Wagon Trains To The Old West

Oregon Trail: Illustration shows the first wagon caravan led by Smith-Jackson Sublett. The caravan consisted of ten of his wagons, each pulled by five of his mules, heading for the Wind River Valley near present-day Lander, Wyoming. Undated Drawing
by William H. Jackson
Wagon Train Transport was organized by US settlers for immigration to the West during the late 18th century and much of his 19th century. These wagon trains became a means of long-distance transport of people and goods. The 19th century saw some of the most famous wagon trains, including the Santa Fe Trail, Oregon Trail, Smoky Hill Trail and the Southern Overland Mail Route.
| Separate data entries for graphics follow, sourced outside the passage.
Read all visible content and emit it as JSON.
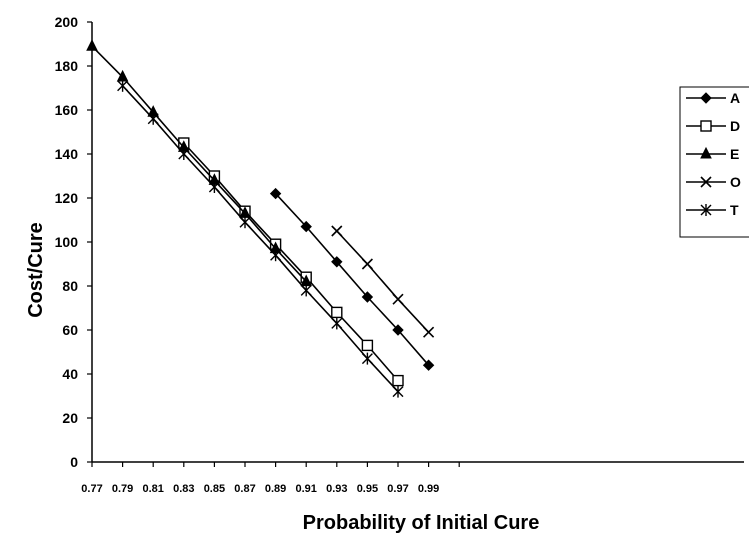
{
  "chart_data": {
    "type": "line",
    "title": "",
    "xlabel": "Probability of Initial Cure",
    "ylabel": "Cost/Cure",
    "xlim": [
      0.77,
      1.0
    ],
    "ylim": [
      0,
      200
    ],
    "yticks": [
      0,
      20,
      40,
      60,
      80,
      100,
      120,
      140,
      160,
      180,
      200
    ],
    "xticks": [
      "0.77",
      "0.79",
      "0.81",
      "0.83",
      "0.85",
      "0.87",
      "0.89",
      "0.91",
      "0.93",
      "0.95",
      "0.97",
      "0.99"
    ],
    "grid": false,
    "legend_position": "right",
    "series": [
      {
        "name": "A",
        "marker": "diamond-filled",
        "x": [
          0.89,
          0.91,
          0.93,
          0.95,
          0.97,
          0.99
        ],
        "y": [
          122,
          107,
          91,
          75,
          60,
          44
        ]
      },
      {
        "name": "D",
        "marker": "square-open",
        "x": [
          0.83,
          0.85,
          0.87,
          0.89,
          0.91,
          0.93,
          0.95,
          0.97
        ],
        "y": [
          145,
          130,
          114,
          99,
          84,
          68,
          53,
          37
        ]
      },
      {
        "name": "E",
        "marker": "triangle-filled",
        "x": [
          0.77,
          0.79,
          0.81,
          0.83,
          0.85,
          0.87,
          0.89,
          0.91
        ],
        "y": [
          189,
          175,
          159,
          143,
          128,
          113,
          97,
          82
        ]
      },
      {
        "name": "O",
        "marker": "x",
        "x": [
          0.93,
          0.95,
          0.97,
          0.99
        ],
        "y": [
          105,
          90,
          74,
          59
        ]
      },
      {
        "name": "T",
        "marker": "asterisk",
        "x": [
          0.79,
          0.81,
          0.83,
          0.85,
          0.87,
          0.89,
          0.91,
          0.93,
          0.95,
          0.97
        ],
        "y": [
          171,
          156,
          140,
          125,
          109,
          94,
          78,
          63,
          47,
          32
        ]
      }
    ]
  }
}
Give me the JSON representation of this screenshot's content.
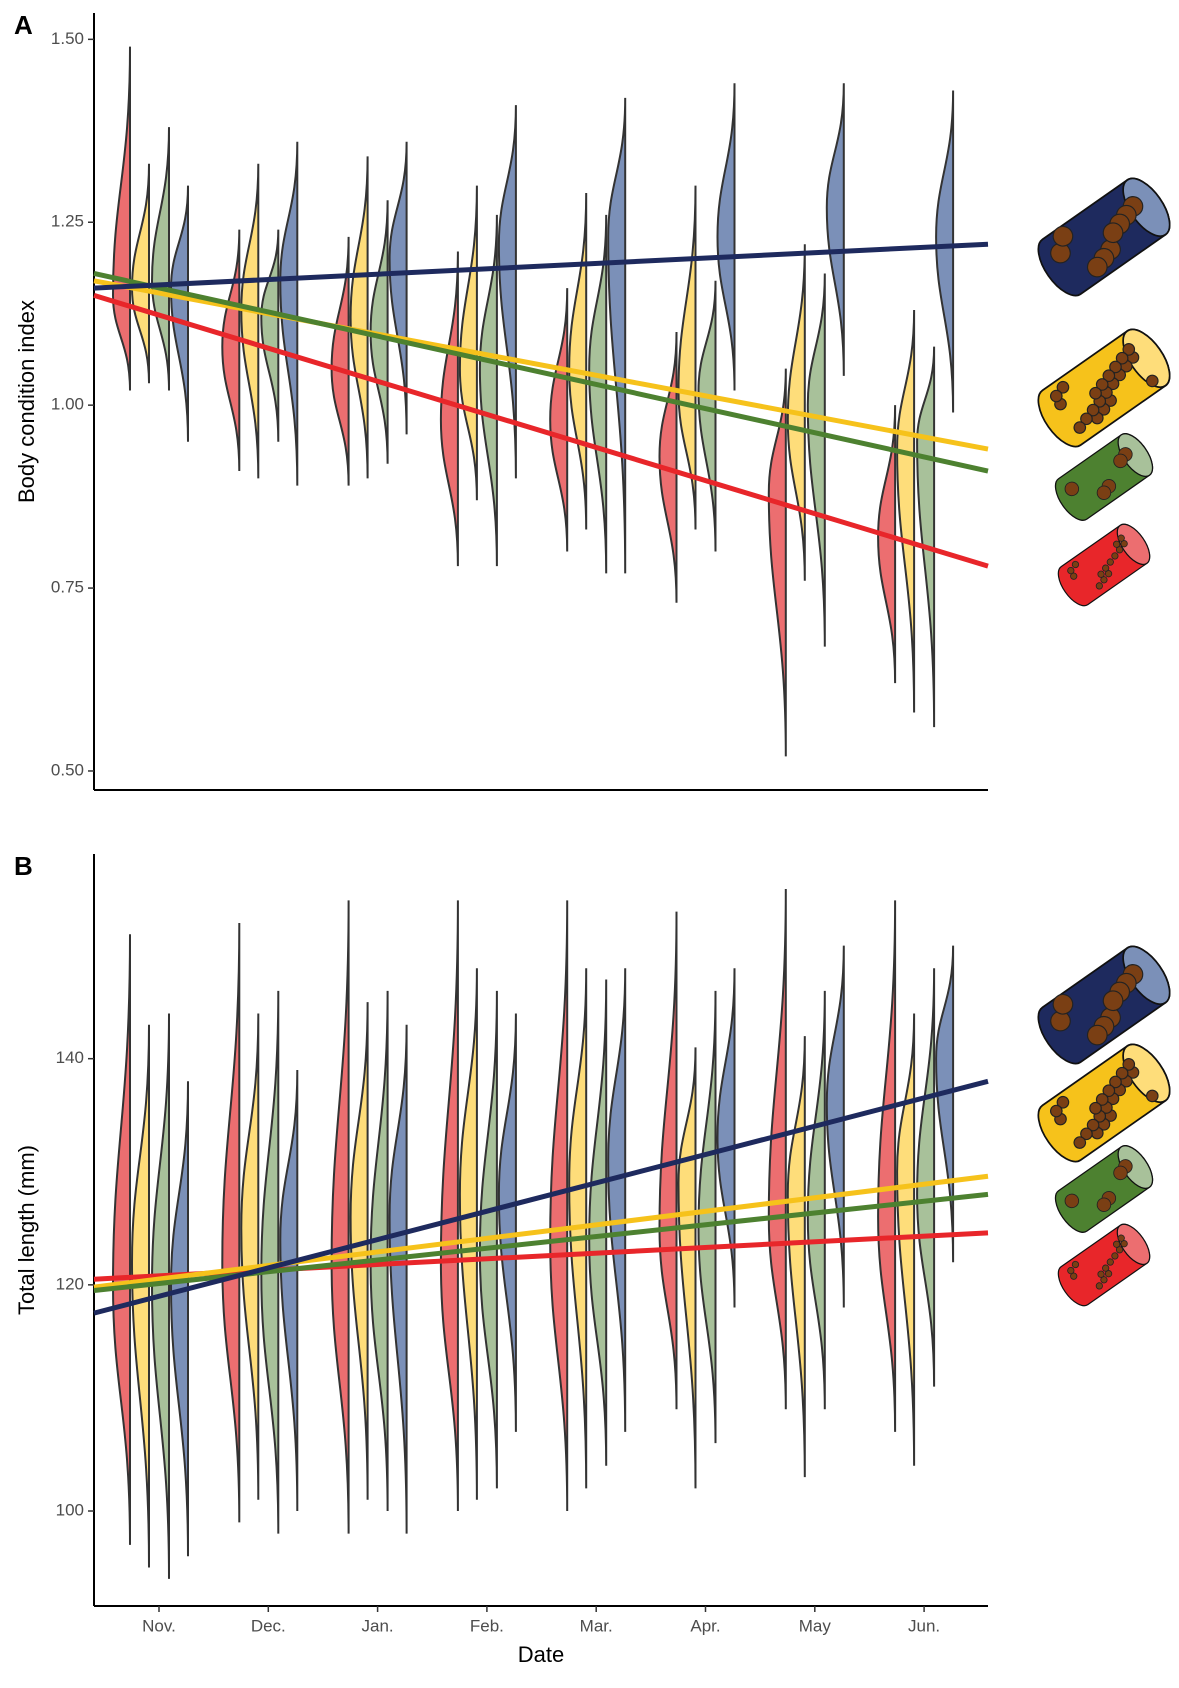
{
  "chart_data": [
    {
      "type": "half-violin",
      "panel_label": "A",
      "y_label": "Body condition index",
      "ylim": [
        0.474,
        1.536
      ],
      "yticks": [
        {
          "value": 0.5,
          "label": "0.50"
        },
        {
          "value": 0.75,
          "label": "0.75"
        },
        {
          "value": 1.0,
          "label": "1.00"
        },
        {
          "value": 1.25,
          "label": "1.25"
        },
        {
          "value": 1.5,
          "label": "1.50"
        }
      ],
      "series": [
        {
          "color": "#ec6e70",
          "line_color": "#e8262a",
          "min": [
            1.02,
            0.91,
            0.89,
            0.78,
            0.8,
            0.73,
            0.52,
            0.62
          ],
          "max": [
            1.49,
            1.24,
            1.23,
            1.21,
            1.16,
            1.1,
            1.05,
            1.0
          ],
          "peak": [
            1.15,
            1.08,
            1.05,
            0.98,
            0.98,
            0.93,
            0.88,
            0.82
          ],
          "trend": [
            1.15,
            0.78
          ]
        },
        {
          "color": "#fedd7a",
          "line_color": "#f6c21b",
          "min": [
            1.03,
            0.9,
            0.9,
            0.87,
            0.83,
            0.83,
            0.76,
            0.58
          ],
          "max": [
            1.33,
            1.33,
            1.34,
            1.3,
            1.29,
            1.3,
            1.22,
            1.13
          ],
          "peak": [
            1.16,
            1.13,
            1.12,
            1.05,
            1.05,
            1.02,
            0.98,
            0.94
          ],
          "trend": [
            1.17,
            0.94
          ]
        },
        {
          "color": "#a8c19a",
          "line_color": "#4d8130",
          "min": [
            1.02,
            0.95,
            0.92,
            0.78,
            0.77,
            0.8,
            0.67,
            0.56
          ],
          "max": [
            1.38,
            1.24,
            1.28,
            1.26,
            1.26,
            1.17,
            1.18,
            1.08
          ],
          "peak": [
            1.17,
            1.12,
            1.1,
            1.05,
            1.05,
            1.02,
            1.0,
            0.95
          ],
          "trend": [
            1.18,
            0.91
          ]
        },
        {
          "color": "#7b90b8",
          "line_color": "#1e2a5e",
          "min": [
            0.95,
            0.89,
            0.96,
            0.9,
            0.77,
            1.02,
            1.04,
            0.99
          ],
          "max": [
            1.3,
            1.36,
            1.36,
            1.41,
            1.42,
            1.44,
            1.44,
            1.43
          ],
          "peak": [
            1.16,
            1.17,
            1.2,
            1.22,
            1.23,
            1.23,
            1.27,
            1.23
          ],
          "trend": [
            1.16,
            1.22
          ]
        }
      ]
    },
    {
      "type": "half-violin",
      "panel_label": "B",
      "y_label": "Total length (mm)",
      "x_label": "Date",
      "categories": [
        "Nov.",
        "Dec.",
        "Jan.",
        "Feb.",
        "Mar.",
        "Apr.",
        "May",
        "Jun."
      ],
      "ylim": [
        91.6,
        158.1
      ],
      "yticks": [
        100,
        120,
        140
      ],
      "series": [
        {
          "color": "#ec6e70",
          "line_color": "#e8262a",
          "min": [
            97,
            99,
            98,
            100,
            100,
            109,
            109,
            107
          ],
          "max": [
            151,
            152,
            154,
            154,
            154,
            153,
            155,
            154
          ],
          "peak": [
            120,
            122,
            122,
            122,
            124,
            125,
            126,
            126
          ],
          "trend": [
            120.5,
            124.6
          ]
        },
        {
          "color": "#fedd7a",
          "line_color": "#f6c21b",
          "min": [
            95,
            101,
            101,
            101,
            102,
            102,
            103,
            104
          ],
          "max": [
            143,
            144,
            145,
            148,
            148,
            141,
            142,
            144
          ],
          "peak": [
            122,
            125,
            126,
            128,
            129,
            129,
            128,
            130
          ],
          "trend": [
            119.8,
            129.6
          ]
        },
        {
          "color": "#a8c19a",
          "line_color": "#4d8130",
          "min": [
            94,
            98,
            100,
            102,
            104,
            106,
            109,
            111
          ],
          "max": [
            144,
            146,
            146,
            146,
            147,
            146,
            146,
            148
          ],
          "peak": [
            120,
            121,
            122,
            123,
            124,
            125,
            126,
            128
          ],
          "trend": [
            119.5,
            128
          ]
        },
        {
          "color": "#7b90b8",
          "line_color": "#1e2a5e",
          "min": [
            96,
            100,
            98,
            107,
            107,
            118,
            118,
            122
          ],
          "max": [
            138,
            139,
            143,
            144,
            148,
            148,
            150,
            150
          ],
          "peak": [
            120,
            124,
            126,
            128,
            131,
            133,
            136,
            140
          ],
          "trend": [
            117.5,
            138
          ]
        }
      ]
    }
  ]
}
Route of the Oregon Trail shown on a map of the western United States from Independence, Missouri (eastern end) to Oregon City, Oregon (western end). (Author unknown/Wikimedia Commons)

Oregon Trail

The Oregon Trail, also known as the Oregon-California Trail, was a hiking trail between Independence, Missouri and Oregon City, Oregon. This was his one of two major immigration routes into the American West. The road is about 2,000 miles (or 3,200 kilometers) long and helped hundreds of thousands of immigrants reach the Northwest from the 1840s to the 1860s. The road traversed difficult terrain, including vast areas of Native American settlement.

The Santa Fe Trail

The Santa Fe Trail was the other of the two main emigrant routes to the American West, leading from Independence, Missouri to Santa Fe, New Mexico. This trail was opened by William Becknell and used as an important commercial route from 1821 to 1880. Native Americans often attacked these wagon caravans between 1864 and 1869, so their drivers began traveling in parallel columns, making it easier to form a circular line of defense. After the United States seized New Mexico in the Mexican–American War, aided in part by the trade of manufactured goods and the silver and fur trades enabled by the trail, usage of the trail increased and even included mail delivery service by stagecoach starting in 1849 until it ended for good with the completion of the Santa Fe railroad in 1880.

The First Wagon Train To Arrive In California

On November 4, 1841, the first wagon train of Easterners made it to California, led by 21-year-old John Bidwell. Along with his partner, John Bartleson, Bidwell organized the trip and left on May 1, 1841 with 69 people who had never been west of St. Louis, Missouri. The trek spanned 2,008 miles, progressing an average of 12–15 miles a day, over the course of five months. Fortunately, they had some experienced help on hand, including a group of missionaries and mountain man Thomas “Broken Hand” Fitzpatrick.

Once they reached Idaho, the party split, with Bartleson leading one group toward Oregon and Bidwell choosing California. It was not an easy path for Bidwell’s group, who were forced to abandon their wagons in the rugged terrain of northern Utah. They faced the wrath of mother nature, near starvation, and a lack of water before finally finishing their journey on horseback and arriving somewhere close to present-day Tuolumne County.